1. Double-Check Your Risk Analysis. Make sure that your organization has recently completed a comprehensive assessment of potential security risks and vulnerabilities, MWE advised. Also, “confirm that all action items identified in the risk assessment have been completed or are on a reasonable timeline to completion.”

What’s more: Your risk analysis should actually identify and categorize risks as low, medium or high, “rather than merely documenting that controls are in place or documenting the gaps in compliance with the Security Rule,” Greene and Williams urged.

2. Update Your Policies And Procedures.
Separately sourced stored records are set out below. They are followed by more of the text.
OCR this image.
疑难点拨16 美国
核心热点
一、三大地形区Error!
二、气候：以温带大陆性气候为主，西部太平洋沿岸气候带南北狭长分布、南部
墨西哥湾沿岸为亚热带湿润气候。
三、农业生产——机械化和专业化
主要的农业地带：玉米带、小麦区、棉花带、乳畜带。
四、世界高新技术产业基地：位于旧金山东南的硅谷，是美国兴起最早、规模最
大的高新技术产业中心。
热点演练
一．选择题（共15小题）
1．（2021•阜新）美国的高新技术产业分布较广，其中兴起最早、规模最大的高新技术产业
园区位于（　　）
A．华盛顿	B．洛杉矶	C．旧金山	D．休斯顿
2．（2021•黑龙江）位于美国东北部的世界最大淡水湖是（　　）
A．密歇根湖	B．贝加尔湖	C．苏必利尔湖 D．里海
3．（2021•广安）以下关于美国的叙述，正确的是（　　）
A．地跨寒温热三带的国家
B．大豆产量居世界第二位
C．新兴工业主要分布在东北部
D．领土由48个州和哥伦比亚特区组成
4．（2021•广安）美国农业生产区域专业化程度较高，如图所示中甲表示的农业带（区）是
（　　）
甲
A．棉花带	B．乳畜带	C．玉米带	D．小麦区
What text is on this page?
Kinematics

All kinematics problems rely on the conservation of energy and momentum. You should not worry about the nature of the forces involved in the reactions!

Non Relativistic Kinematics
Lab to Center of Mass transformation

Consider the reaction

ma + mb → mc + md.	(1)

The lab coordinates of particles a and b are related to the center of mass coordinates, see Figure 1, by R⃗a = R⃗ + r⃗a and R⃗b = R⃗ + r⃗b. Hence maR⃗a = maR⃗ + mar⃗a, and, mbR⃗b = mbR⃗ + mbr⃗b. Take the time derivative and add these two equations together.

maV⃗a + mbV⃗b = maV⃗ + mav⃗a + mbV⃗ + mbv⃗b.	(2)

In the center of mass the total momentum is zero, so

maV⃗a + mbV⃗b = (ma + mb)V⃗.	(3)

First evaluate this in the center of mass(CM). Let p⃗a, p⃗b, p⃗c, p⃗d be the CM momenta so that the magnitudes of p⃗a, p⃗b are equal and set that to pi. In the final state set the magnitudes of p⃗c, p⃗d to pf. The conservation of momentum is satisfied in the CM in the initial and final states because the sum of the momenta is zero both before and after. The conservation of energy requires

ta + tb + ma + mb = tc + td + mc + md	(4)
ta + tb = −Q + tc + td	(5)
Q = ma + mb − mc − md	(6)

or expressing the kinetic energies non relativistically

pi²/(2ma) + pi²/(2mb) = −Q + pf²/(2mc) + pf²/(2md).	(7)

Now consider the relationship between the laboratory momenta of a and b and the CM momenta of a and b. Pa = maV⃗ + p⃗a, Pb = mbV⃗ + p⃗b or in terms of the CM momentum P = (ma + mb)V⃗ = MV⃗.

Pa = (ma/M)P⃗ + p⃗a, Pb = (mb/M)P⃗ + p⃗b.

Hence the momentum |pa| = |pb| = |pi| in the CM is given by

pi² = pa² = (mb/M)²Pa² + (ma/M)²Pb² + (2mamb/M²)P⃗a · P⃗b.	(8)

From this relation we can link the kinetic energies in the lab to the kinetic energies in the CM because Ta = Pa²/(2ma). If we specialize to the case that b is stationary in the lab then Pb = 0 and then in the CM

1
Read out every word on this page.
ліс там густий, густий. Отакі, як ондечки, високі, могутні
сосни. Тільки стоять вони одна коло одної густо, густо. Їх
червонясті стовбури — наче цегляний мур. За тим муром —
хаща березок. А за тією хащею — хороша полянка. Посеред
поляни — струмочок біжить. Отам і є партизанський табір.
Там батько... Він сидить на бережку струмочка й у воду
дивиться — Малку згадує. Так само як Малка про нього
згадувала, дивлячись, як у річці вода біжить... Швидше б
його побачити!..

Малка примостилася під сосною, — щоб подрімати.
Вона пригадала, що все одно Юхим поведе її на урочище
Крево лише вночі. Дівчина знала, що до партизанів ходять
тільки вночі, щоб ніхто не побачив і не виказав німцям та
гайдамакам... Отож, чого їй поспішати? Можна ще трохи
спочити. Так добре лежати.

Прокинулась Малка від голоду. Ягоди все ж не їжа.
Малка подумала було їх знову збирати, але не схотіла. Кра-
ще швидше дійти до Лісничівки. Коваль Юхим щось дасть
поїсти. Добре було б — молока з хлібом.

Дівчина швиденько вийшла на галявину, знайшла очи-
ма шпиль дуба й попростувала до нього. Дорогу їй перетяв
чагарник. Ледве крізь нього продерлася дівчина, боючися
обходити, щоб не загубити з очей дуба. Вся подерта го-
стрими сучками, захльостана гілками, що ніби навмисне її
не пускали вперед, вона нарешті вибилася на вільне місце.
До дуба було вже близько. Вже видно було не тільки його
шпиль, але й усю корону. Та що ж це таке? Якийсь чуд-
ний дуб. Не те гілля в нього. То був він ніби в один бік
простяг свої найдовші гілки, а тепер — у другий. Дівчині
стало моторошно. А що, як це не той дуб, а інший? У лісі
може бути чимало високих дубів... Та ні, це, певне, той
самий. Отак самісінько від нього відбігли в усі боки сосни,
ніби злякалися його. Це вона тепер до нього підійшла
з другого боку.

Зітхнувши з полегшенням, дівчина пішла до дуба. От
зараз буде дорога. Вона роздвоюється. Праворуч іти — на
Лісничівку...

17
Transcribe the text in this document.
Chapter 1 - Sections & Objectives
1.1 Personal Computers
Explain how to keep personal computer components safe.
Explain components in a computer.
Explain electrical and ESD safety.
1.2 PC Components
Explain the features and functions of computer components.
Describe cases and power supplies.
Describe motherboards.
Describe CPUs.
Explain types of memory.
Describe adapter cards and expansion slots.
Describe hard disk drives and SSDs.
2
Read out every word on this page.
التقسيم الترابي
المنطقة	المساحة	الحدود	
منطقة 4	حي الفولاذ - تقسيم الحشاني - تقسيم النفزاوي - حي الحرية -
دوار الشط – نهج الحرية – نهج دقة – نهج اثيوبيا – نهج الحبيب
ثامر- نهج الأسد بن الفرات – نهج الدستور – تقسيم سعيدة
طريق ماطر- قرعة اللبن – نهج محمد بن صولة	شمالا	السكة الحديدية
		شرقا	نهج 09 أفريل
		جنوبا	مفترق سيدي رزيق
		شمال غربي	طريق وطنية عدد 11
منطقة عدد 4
Auditors will also scrutinize your policies — particularly your breach notification, risk analysis and risk management policies, as well as your NPP and patient access policies, Greene and Williams noted.

Make sure your organization has implemented a breach notification policy that accurately reflects the content and deadline requirements under the breach notification standards, MWE stated. And check to ensure that your NPP is compliant and not only a website privacy notice.

Additionally, review your organization’s HIPAA security policies to identify any actions that you have not yet completed as required, MWE recommended. Review your physical security plans, disaster recovery plan, emergency access procedures, etc.

3. Locate Your Documentation for Quick Access. Because auditors will ask for a plethora of information and documentation — and you’ll have only two weeks to respond to OCR’s audit data request — you should keep certain other papers handy. For instance, know how to readily collect documentation of patients’ receipt of NPP acknowledgements and, where there is no patient acknowledgment, documentation supporting the reason why you did not obtain an acknowledgement, Greene and Williams said.

Smart idea: Greene and Williams also recommended that you should keep certain supplemental documentation readily available and clearly labeled. This documentation should include breach investigations and risk assessments, risk analyses, and risk management plans, as well as responses to patient requests for records.

4. Keep a Current List of BAs. Yet another piece of information that auditors will want is a list of your business associates (BAs), so ensure that you have a complete inventory of your organization’s BAs for purposes of the Phase 2 audit data requests, MWE said.

Best strategy: You should maintain a current list of BAs with relevant contact information, Greene and Williams agreed. “An internal audit of accounts payable may help identify BAs and is a methodology that was used by OCR’s contractors in Phase 1 audits.”

5. Check Your ‘Addressable Implementa-tion Standards.’ If your organization “has not implemented any of the security standards’ addressable implementation standards for any of its information systems, confirm that the organization has documented: (i) why any such addressable implementation standard was not reasonable and appropriate; and (ii) all alternative security measures that were implemented,” MWE recommended.

6. Inventory All Your Information Sys-tem Assets. Confirm that your organization maintains an inventory of information system assets, including mobile devices (including bring-your-own-devices), MWE said. Also make sure that all systems and software that transmit electronic PHI (ePHI) employ encryption technology or that you have documentation in your risk analysis supporting the decision not to employ encryption.

7. Review Your Security Plan. Ensure that your organization “has adopted a facility security plan for each physical location that stores or otherwise has access to PHI, in addition to a security policy that requires a physical security plan,” MWE advised. You must have “reasonable and appropriate safeguards in place for PHI that exists in any form, including paper and verbal PHI.”